Areas under normal distributions can be found using:

hard copy tables, or
online tables.

17.6.1 Using the hard-copy tables

To demonstration the use of the normal distribution tables, consider the percentage of observations smaller than $z = - 2$ (that is, two standard deviations below the mean) in a normal distribution.

The hard-copy tables work with $z$ -scores to two decimal places, so consider the $z$ -score as $z = - 2.00$ . On the tables, find $- 2.0$ in the left margin of the table, and find the second decimal place (in this case, 0) in the top margin of the table (Fig. 17.6): where these intersect is the area (or probability) less than the $z$ -score. So the probability of finding a $z$ -score less than $z = - 2$ is 0.0228, or about 2.28%. (The online tables work differently.)

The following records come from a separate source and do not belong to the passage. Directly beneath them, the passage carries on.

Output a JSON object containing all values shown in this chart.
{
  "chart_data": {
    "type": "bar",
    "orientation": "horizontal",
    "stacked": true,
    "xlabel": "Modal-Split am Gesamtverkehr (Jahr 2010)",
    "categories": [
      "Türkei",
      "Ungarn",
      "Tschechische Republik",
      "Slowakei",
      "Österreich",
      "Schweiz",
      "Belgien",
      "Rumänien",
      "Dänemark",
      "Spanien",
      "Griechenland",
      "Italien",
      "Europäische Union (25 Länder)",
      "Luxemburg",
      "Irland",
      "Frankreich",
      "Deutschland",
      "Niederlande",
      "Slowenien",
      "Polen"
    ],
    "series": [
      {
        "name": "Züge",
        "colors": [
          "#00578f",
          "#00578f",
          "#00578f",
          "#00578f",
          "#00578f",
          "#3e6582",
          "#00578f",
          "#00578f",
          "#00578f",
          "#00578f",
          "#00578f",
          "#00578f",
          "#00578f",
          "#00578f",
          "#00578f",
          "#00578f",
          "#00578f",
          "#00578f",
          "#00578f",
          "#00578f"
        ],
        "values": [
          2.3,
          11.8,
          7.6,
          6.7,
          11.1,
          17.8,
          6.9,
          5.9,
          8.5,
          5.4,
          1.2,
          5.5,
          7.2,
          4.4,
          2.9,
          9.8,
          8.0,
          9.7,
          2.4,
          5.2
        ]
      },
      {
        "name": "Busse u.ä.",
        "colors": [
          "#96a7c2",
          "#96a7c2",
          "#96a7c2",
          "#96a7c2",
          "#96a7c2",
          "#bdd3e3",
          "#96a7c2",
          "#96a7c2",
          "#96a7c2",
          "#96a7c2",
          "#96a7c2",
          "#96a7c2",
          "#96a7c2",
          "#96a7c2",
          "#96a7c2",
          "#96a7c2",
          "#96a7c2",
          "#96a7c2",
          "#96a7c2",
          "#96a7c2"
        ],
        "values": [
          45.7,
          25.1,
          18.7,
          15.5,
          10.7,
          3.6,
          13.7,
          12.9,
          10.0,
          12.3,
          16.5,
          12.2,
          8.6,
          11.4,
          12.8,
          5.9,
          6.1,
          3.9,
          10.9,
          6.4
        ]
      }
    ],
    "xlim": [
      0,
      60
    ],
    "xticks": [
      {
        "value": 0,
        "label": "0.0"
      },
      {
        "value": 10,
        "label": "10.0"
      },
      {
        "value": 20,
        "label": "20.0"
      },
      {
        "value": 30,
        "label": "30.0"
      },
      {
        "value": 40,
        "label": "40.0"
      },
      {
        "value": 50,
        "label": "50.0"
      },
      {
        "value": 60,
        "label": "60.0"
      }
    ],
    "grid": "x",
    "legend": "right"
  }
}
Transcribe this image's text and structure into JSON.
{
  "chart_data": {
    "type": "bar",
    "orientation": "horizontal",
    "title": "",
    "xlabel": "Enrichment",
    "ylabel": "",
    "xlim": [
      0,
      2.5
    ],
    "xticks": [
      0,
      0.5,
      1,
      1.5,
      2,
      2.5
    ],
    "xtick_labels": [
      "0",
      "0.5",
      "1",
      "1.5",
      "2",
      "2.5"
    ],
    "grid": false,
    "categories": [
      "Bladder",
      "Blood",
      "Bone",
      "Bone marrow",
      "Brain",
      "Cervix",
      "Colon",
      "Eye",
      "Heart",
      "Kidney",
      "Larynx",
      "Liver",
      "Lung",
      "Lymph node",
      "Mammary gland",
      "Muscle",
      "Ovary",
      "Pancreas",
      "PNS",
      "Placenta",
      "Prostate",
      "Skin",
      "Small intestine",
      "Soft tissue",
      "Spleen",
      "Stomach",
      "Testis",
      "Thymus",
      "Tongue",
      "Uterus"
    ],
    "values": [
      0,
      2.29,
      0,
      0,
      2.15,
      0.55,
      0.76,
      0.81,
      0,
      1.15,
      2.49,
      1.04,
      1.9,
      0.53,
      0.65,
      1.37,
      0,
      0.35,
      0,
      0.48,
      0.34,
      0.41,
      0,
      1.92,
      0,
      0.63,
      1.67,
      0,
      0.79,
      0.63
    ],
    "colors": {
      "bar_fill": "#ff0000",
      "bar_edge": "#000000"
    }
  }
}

FIGURE 17.6: Using the hard-copy tables to compute the probability that $z$ is less than $- 2$

The tables give the area to the left of the

z

-score that is looked up.

17.6.2 Using the online tables

The online tables work differently to the hard-copy tables. Consider the same example again: the percentage of observations smaller than $z = - 2$ .

Like the hard-copy tables, the online tables (Appendix B.2) work with two decimal places, so consider the $z$ -score as $z = - 2.00$ . In the tables, enter the value -2 in the search region just under the column labelled z.score (see the animation below). After pressing Enter, the answer is shown in the column headed Area.to.left: the probability of finding a $z$ -score less than $- 2$ is 0.0228, or about 2.28%.

Using either the hard-copy or online tables gives an answer of about 2.28%. Using the 68–95–99.7 rule, the answer we obtained was $2.5$ %. Recall that the 68–95–99.7 rule is an approximation only.